While I don't really want to pursue engine work, I proposed this engine refresh project after being unable to find a local marina that wanted to do the work. I felt I could handle it, wanted to know what was involved, and wanted to save the boat owner some money. I'm appreciative of the boat owner for having confidence in me and accepting my engine refresh proposal as it was a learning experience for me. Identifying, locating, and purchasing parts was more time consuming than I thought and a bit frustrating too... but now I've established some Chris Craft contacts and resources.

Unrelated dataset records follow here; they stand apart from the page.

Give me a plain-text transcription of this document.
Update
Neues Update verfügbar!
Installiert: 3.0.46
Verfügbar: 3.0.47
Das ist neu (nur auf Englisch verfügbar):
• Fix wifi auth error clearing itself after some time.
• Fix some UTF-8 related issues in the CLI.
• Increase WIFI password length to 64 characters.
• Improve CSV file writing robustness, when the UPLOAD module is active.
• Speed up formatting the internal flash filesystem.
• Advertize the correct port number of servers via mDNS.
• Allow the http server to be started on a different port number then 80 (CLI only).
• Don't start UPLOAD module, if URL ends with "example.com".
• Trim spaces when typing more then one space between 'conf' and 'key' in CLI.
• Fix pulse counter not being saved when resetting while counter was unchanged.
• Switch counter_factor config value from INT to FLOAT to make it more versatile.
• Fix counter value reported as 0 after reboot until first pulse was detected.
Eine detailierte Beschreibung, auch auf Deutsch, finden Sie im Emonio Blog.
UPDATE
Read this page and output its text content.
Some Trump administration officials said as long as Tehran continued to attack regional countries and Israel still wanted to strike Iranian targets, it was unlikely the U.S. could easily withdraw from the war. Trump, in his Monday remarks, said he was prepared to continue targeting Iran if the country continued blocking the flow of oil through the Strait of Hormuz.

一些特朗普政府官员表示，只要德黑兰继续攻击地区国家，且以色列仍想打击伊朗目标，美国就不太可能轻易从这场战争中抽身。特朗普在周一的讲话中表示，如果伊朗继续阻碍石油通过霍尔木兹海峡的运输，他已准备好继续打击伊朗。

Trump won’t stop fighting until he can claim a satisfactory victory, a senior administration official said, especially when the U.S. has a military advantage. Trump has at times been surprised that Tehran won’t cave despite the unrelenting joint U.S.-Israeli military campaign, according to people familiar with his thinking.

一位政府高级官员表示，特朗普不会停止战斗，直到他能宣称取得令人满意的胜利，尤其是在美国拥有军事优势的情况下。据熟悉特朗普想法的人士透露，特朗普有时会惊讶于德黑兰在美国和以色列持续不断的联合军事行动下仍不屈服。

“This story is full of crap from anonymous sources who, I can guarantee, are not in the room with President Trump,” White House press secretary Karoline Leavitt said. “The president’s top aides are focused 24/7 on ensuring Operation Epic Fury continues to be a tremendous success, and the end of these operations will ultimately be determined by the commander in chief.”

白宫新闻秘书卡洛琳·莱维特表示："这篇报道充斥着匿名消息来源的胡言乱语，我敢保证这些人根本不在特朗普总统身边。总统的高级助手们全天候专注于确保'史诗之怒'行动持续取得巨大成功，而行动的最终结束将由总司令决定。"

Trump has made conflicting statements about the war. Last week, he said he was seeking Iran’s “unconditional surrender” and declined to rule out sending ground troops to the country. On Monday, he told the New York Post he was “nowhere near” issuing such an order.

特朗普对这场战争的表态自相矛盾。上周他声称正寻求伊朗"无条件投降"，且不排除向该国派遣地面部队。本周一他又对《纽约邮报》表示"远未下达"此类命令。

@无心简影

Keeping my work area clean was a challenge too, my shop became a bit of a mess while working on it... greasy mechanical work done in the same area as woodworking does not mix well... grease, grime, and dirt seem to spread out everywhere, and the last thing I want is grease and grime on a woodworking project. All-in-all I'm very pleased and excited with the outcome.
Next up is a trial engine run on the next warm day... I wonder if it ever will arrive? In the mean time I'll continue forward with replacing the bottom.